Red Streak Poem by John F. McCullagh

Red Streak

Rating: 0.5


It was a dry, sunny day in June.
that fact she would never forget.
It was the day she lost her partner
to a surfeit of regret.

She had taken their little daughter,
the product of donated sperm,
to the nearby Hillside Park
and picnic'd on the side of a berm.

Jane had declined to come with them.
Jane was in one of her 'moods'.
Perhaps she shouldn't have left her,
but she thought Jane just needed to brood.

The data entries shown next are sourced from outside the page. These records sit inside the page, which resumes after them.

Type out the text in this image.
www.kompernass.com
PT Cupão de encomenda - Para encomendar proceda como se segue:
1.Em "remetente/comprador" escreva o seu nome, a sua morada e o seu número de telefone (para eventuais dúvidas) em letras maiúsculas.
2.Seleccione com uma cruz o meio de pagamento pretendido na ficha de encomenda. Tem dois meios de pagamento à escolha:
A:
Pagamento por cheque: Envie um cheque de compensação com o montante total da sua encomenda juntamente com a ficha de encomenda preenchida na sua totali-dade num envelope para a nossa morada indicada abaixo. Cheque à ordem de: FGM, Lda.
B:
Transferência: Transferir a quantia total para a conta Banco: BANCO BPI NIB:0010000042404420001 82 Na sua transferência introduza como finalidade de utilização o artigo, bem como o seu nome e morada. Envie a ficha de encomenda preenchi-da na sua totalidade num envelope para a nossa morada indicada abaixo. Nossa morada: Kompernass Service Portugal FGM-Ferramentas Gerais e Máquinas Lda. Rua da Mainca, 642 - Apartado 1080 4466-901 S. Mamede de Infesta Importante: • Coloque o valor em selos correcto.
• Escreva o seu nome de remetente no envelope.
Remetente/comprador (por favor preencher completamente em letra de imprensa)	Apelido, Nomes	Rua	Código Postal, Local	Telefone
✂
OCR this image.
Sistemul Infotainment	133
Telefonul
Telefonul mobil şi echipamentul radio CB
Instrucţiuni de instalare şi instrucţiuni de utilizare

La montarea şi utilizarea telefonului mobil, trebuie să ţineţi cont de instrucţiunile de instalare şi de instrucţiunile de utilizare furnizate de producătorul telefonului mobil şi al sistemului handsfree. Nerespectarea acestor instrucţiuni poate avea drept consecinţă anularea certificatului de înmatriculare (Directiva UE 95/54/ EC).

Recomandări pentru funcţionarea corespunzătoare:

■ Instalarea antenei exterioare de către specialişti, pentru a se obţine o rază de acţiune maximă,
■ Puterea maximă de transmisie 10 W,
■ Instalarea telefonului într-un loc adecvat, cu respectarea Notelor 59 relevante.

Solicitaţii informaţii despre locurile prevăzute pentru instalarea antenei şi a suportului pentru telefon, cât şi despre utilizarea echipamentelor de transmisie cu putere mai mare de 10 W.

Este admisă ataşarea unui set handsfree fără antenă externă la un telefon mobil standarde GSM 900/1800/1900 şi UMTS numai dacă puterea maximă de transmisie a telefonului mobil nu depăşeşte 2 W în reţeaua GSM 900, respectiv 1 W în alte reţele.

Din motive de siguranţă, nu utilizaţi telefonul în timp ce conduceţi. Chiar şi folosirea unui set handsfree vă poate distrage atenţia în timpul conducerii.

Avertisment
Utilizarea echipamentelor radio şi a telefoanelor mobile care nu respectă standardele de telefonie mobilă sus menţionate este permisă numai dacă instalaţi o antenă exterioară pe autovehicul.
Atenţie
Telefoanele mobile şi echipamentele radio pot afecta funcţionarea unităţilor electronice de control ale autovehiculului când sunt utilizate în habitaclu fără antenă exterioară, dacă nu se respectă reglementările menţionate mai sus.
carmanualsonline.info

Jane was her beautiful partner
erratic, mercurial, bright.
Jane, who could light up the heavens
like a bolt from the blue in the night.

They returned to a silent apartment.
It was the stuff of nightmares, not dreams.
A red streak of blood in the bathroom
Her little girl started to scream.

A kind neighbor cared for her daughter
as she spoke to police in a fog.
The M.E.'s van came for the body.
Seeing Jane lifeless was odd.

Tomorrow, she must make arrangements.
She needn't bear this all alone.
It was time that she spoke with Jane's parents.
Softly weeping, she picked up the phone.

POET'S NOTES ABOUT THE POEM
Our friends'daughter, in a committed gay relationship, committed suicide. She was manic depressive and had gone off her Meds.